For complex workflows like Support Search, we utilized MFE. The user initiates a search and retrieves a list of results in the HPE GreenLake Support Hub, but clicking into a result will render the legacy HPE Support Center topic directly within the HPE GreenLake UI "skeleton" and header (shown in image). To the user, they never left the platform.

For features like Case Management and Service Contracts, we used low-complexity APIs to feed high-level telemetry (e.g., "329 open support cases") into native dashboard cards. Clicking the card would trigger a contextual handoff.

When a user clicked a "Lite" dashboard card for deeper management, the system seamlessly launches the full legacy HPE Support Center in a new tab, acting as a highly contextual, smart routing system rather than forcing a heavy native rebuild.

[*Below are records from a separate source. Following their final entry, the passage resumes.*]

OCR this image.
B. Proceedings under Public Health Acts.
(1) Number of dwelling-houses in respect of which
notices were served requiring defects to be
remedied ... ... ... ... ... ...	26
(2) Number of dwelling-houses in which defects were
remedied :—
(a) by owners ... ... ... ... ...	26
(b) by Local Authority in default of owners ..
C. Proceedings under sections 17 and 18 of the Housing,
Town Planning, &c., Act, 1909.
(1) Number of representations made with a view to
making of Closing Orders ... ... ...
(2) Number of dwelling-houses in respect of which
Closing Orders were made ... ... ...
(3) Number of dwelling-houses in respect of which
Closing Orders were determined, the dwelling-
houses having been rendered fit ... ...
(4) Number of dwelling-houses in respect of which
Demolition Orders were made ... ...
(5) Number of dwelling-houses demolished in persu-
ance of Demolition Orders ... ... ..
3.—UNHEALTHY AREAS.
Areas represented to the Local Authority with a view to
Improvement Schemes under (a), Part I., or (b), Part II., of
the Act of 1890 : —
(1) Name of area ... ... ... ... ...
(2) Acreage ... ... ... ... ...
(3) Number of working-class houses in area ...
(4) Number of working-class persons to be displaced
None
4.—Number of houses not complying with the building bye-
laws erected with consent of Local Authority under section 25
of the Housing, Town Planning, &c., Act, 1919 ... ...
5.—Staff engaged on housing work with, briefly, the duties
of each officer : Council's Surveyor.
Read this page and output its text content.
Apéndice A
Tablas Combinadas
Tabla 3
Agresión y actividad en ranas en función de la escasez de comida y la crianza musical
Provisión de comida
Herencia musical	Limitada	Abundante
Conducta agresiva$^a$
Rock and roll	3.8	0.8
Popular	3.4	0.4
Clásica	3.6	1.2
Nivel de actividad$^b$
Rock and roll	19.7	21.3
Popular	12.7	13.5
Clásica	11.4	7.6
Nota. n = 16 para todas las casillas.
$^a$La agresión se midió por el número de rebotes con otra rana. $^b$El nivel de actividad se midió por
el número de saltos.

For high-stakes workflows like the Virtual Assistant, a hybrid approach wouldn't suffice. We prioritized our engineering capacity to build these critical touchpoints fully natively within the GreenLake ecosystem, leveraging deep, contextual user data to deliver a frictionless, zero-to-one experience exactly where it matters most.
Designing the proactive support ecosystem
While engineering constraints necessitated a focused MVP runway, a true North Star vision requires planning for long-term scalability. The concepts below represent the advanced, AI-driven architectural blueprints I designed to shift enterprise support from reactive firefighting to a proactive, tailored, and fully unified experience.




Reduced friction and a plan set in motion
Unified architecture
Successfully launched the Support Hub, Support Search, and Contextual Help side panel.
Operational efficiency
The unified support strategy is projected to reduce case volume by shifting users to self-service.
Culture shift
Established design strategy as a prerequisite for annual planning, not just an afterthought.